Natural breeding has been defined in simplistic terms: putting a herd of cows with a herd of bulls. However, there are other variables which should be considered to ensure efficient, effective breeding.
Such factors are within a breeder’s control, and paying attention to these can rule out extraneous variables which might interfere with successful results. This is because breeding is a science with controllable factors.
Purchasing A Good Bull
Such an animal should be purchased a couple of weeks before the breeding season starts. This gives the bull time to get used to the farm or ranch set up before the season begins. It is suggested introducing the bull to an adequate roughage diet so that he is kept in optimal condition.
It has been recommended testing the bull’s semen through the services of a qualified veterinarian.
Monitor The Bull-to-Cow Ratio
This should be around one bull to 25 to 50 cows.

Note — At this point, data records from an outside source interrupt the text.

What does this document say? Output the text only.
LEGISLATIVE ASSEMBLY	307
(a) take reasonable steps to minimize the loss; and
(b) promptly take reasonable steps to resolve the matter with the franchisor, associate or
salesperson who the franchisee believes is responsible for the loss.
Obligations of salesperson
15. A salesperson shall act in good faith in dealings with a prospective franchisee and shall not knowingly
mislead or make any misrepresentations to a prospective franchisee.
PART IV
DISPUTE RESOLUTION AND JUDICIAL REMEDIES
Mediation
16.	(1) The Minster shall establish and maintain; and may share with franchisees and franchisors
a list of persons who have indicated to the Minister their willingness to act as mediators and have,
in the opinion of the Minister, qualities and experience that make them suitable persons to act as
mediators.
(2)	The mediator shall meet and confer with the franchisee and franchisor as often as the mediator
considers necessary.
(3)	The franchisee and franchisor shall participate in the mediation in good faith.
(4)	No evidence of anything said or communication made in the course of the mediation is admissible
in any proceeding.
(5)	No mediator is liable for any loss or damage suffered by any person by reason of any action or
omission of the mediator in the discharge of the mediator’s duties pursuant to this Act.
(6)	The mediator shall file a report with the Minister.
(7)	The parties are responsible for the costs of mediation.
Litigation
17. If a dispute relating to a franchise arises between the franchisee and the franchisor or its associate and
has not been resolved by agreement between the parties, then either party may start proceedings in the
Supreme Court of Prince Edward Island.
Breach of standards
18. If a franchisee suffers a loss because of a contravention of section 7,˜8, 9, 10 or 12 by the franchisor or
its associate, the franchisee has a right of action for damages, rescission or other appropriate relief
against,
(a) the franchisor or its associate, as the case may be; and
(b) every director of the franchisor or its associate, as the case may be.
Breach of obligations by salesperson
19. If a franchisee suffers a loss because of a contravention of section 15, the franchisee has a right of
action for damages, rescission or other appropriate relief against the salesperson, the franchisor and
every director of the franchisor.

Factors such as the pasture and bull size should be considered when working out this ratio. The maturity of the bull also plays a role. For example, the more mature the bull, the more cows he is likely to settle.
Keep The Bull For The Full Duration Of The Breeding Season
The breeding season is usually around 45 to 60 days but varies from farm to farm. cows’ heat periods can also be monitored to ensure optimal breeding as this usually affects breeding patterns. This usually lasts around 12 to 24 hours. Understanding the heat or oestrus period allows good decisions around breeding to be made.
Other factors such as the age of the cattle involved are important to consider when embarking on a breeding programme. To give an example, cattle over three years of age breed more optimally than their younger counterparts and this is the best way to ensure quality.